The northern WCML as it weaves through the Lune Gorge in Cumbria alongside the M6 Motorway

The central core[7] has branches serving the major towns and cities of Northampton, Coventry, Birmingham, Wolverhampton, Stoke-on-Trent, Macclesfield, Stockport, Manchester, Runcorn, and Liverpool; there is also a link to Edinburgh, but this is not the direct route between London and Edinburgh.[8]

The route between Rugby and Birmingham, Wolverhampton and Stafford was the original main line until the Trent Valley Line was built in 1847. South of Rugby there is a loop that serves Northampton, and there is also a branch north of Crewe to Liverpool which is notable since Weaver Junction on this branch is the oldest flyover-type junction in use. A loop branches off to serve Manchester, another between Colwich Junction in the Trent Valley south of Stafford via Stoke-on-Trent, one north of Stafford also via Stoke-on-Trent, and one via Crewe and Wilmslow. A further branch at Carstairs links Edinburgh to the WCML, providing a direct connection between the WCML and the East Coast Main Line.

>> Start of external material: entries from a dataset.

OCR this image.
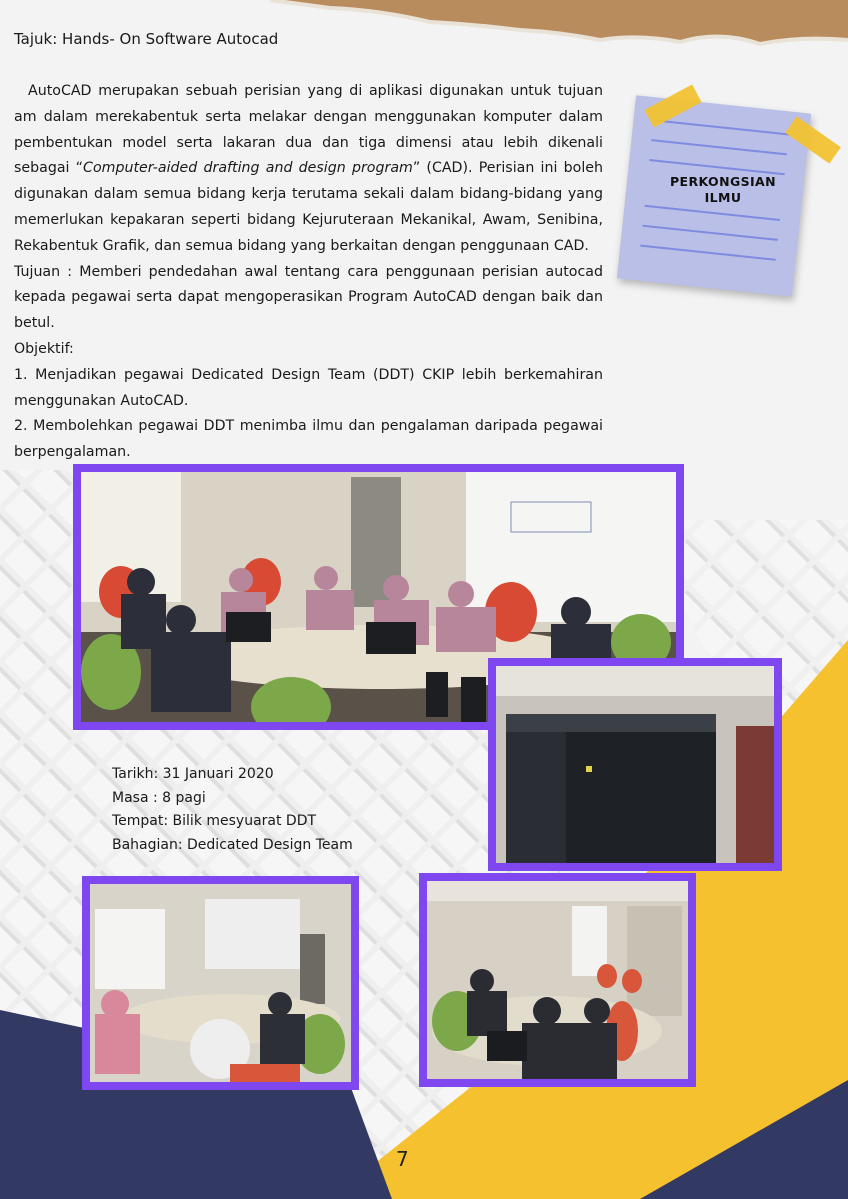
Tajuk: Hands- On Software Autocad

AutoCAD merupakan sebuah perisian yang di aplikasi digunakan untuk tujuan am dalam merekabentuk serta melakar dengan menggunakan komputer dalam pembentukan model serta lakaran dua dan tiga dimensi atau lebih dikenali sebagai “Computer-aided drafting and design program” (CAD). Perisian ini boleh digunakan dalam semua bidang kerja terutama sekali dalam bidang-bidang yang memerlukan kepakaran seperti bidang Kejuruteraan Mekanikal, Awam, Senibina, Rekabentuk Grafik, dan semua bidang yang berkaitan dengan penggunaan CAD.

Tujuan : Memberi pendedahan awal tentang cara penggunaan perisian autocad kepada pegawai serta dapat mengoperasikan Program AutoCAD dengan baik dan betul.

Objektif:

1. Menjadikan pegawai Dedicated Design Team (DDT) CKIP lebih berkemahiran menggunakan AutoCAD.

2. Membolehkan pegawai DDT menimba ilmu dan pengalaman daripada pegawai berpengalaman.

PERKONGSIAN
ILMU
Tarikh: 31 Januari 2020
Masa : 8 pagi
Tempat: Bilik mesyuarat DDT
Bahagian: Dedicated Design Team
7
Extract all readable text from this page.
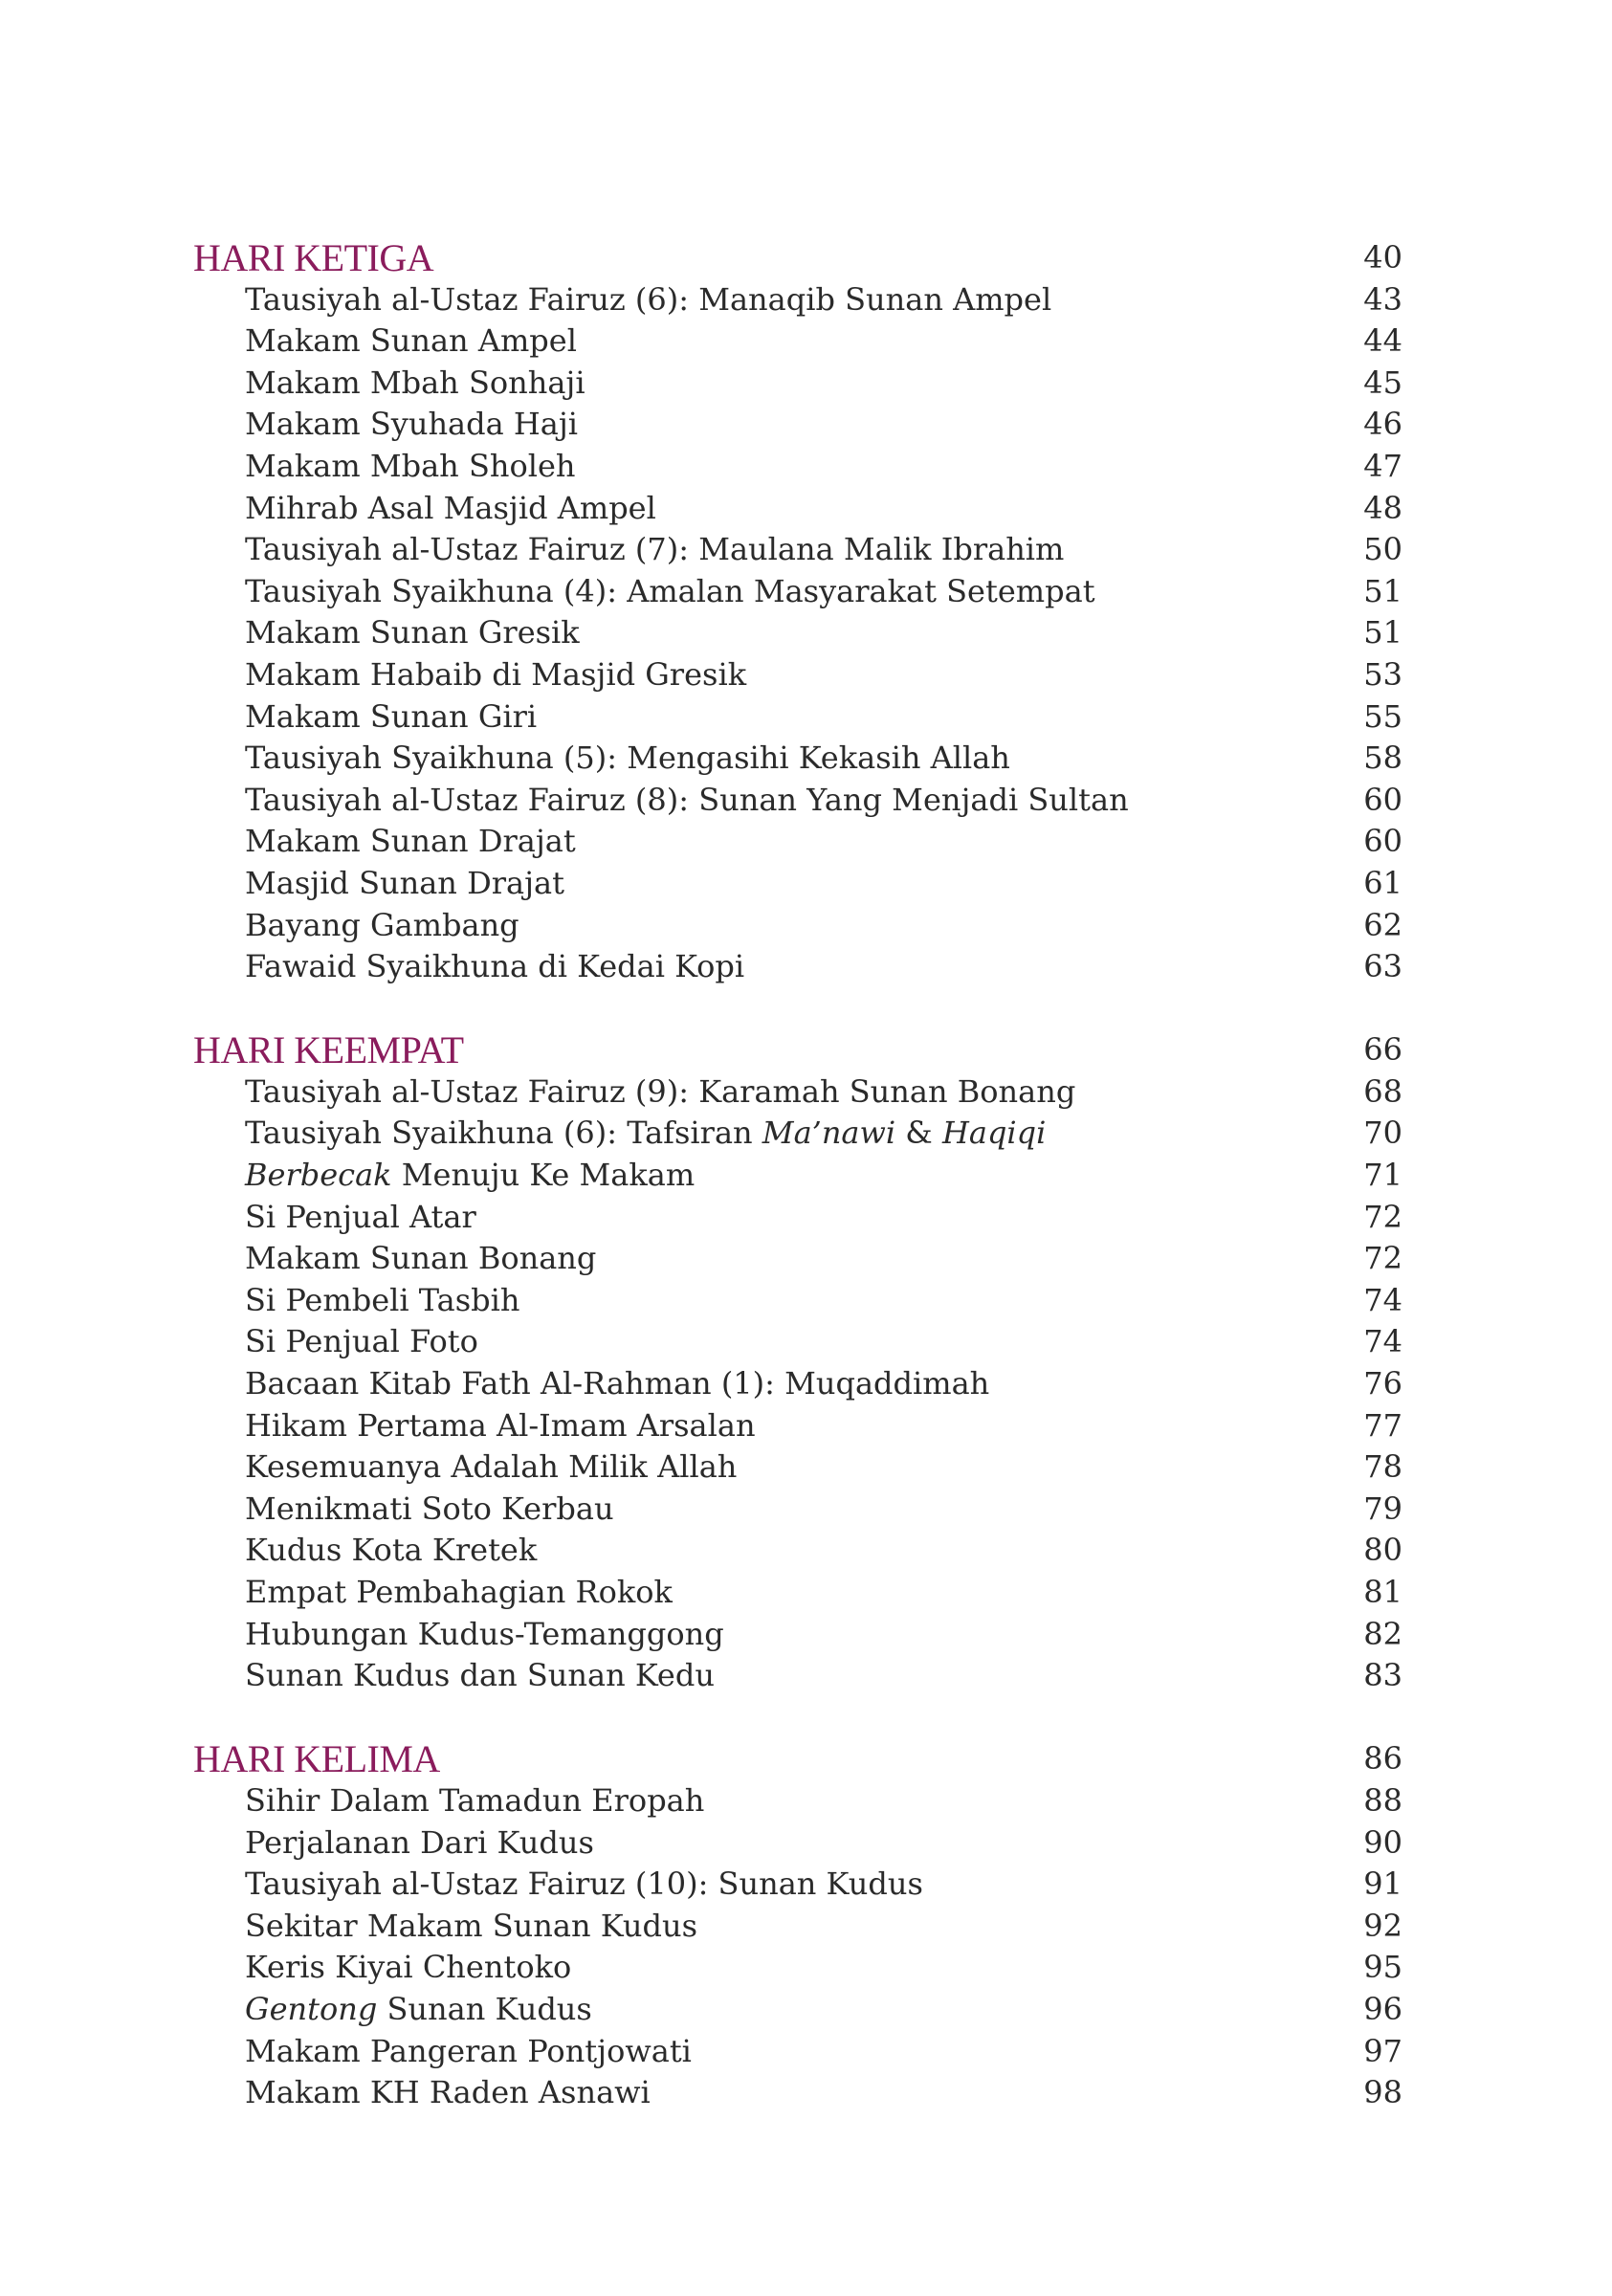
HARI KETIGA	40
Tausiyah al-Ustaz Fairuz (6): Manaqib Sunan Ampel	43
Makam Sunan Ampel	44
Makam Mbah Sonhaji	45
Makam Syuhada Haji	46
Makam Mbah Sholeh	47
Mihrab Asal Masjid Ampel	48
Tausiyah al-Ustaz Fairuz (7): Maulana Malik Ibrahim	50
Tausiyah Syaikhuna (4): Amalan Masyarakat Setempat	51
Makam Sunan Gresik	51
Makam Habaib di Masjid Gresik	53
Makam Sunan Giri	55
Tausiyah Syaikhuna (5): Mengasihi Kekasih Allah	58
Tausiyah al-Ustaz Fairuz (8): Sunan Yang Menjadi Sultan	60
Makam Sunan Drajat	60
Masjid Sunan Drajat	61
Bayang Gambang	62
Fawaid Syaikhuna di Kedai Kopi	63
HARI KEEMPAT	66
Tausiyah al-Ustaz Fairuz (9): Karamah Sunan Bonang	68
Tausiyah Syaikhuna (6): Tafsiran Ma’nawi & Haqiqi	70
Berbecak Menuju Ke Makam	71
Si Penjual Atar	72
Makam Sunan Bonang	72
Si Pembeli Tasbih	74
Si Penjual Foto	74
Bacaan Kitab Fath Al-Rahman (1): Muqaddimah	76
Hikam Pertama Al-Imam Arsalan	77
Kesemuanya Adalah Milik Allah	78
Menikmati Soto Kerbau	79
Kudus Kota Kretek	80
Empat Pembahagian Rokok	81
Hubungan Kudus-Temanggong	82
Sunan Kudus dan Sunan Kedu	83
HARI KELIMA	86
Sihir Dalam Tamadun Eropah	88
Perjalanan Dari Kudus	90
Tausiyah al-Ustaz Fairuz (10): Sunan Kudus	91
Sekitar Makam Sunan Kudus	92
Keris Kiyai Chentoko	95
Gentong Sunan Kudus	96
Makam Pangeran Pontjowati	97
Makam KH Raden Asnawi	98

The geography of the route was determined by avoiding large estates, and hilly areas, such as the Chilterns (Tring cutting), the Watford Gap and Northampton uplands followed by the Trent Valley, the mountains of Cumbria with a summit at Shap, and Beattock Summit in South Lanarkshire. This legacy means the WCML has limitations as a long-distance main line, with lower maximum speeds than the East Coast Main Line (ECML) route, the other major main line between London and Scotland. The principal solution has been the adoption of tilting trains, initially with British Rail's APT, and latterly the Class 390 Pendolino trains constructed by Alstom and introduced by Virgin Trains in 2003. A 'conventional' attempt to raise line speeds as part of the InterCity 250 upgrade in the 1990s would have relaxed maximum cant levels on curves and seen some track realignments; this scheme faltered for lack of funding in the economic climate of the time.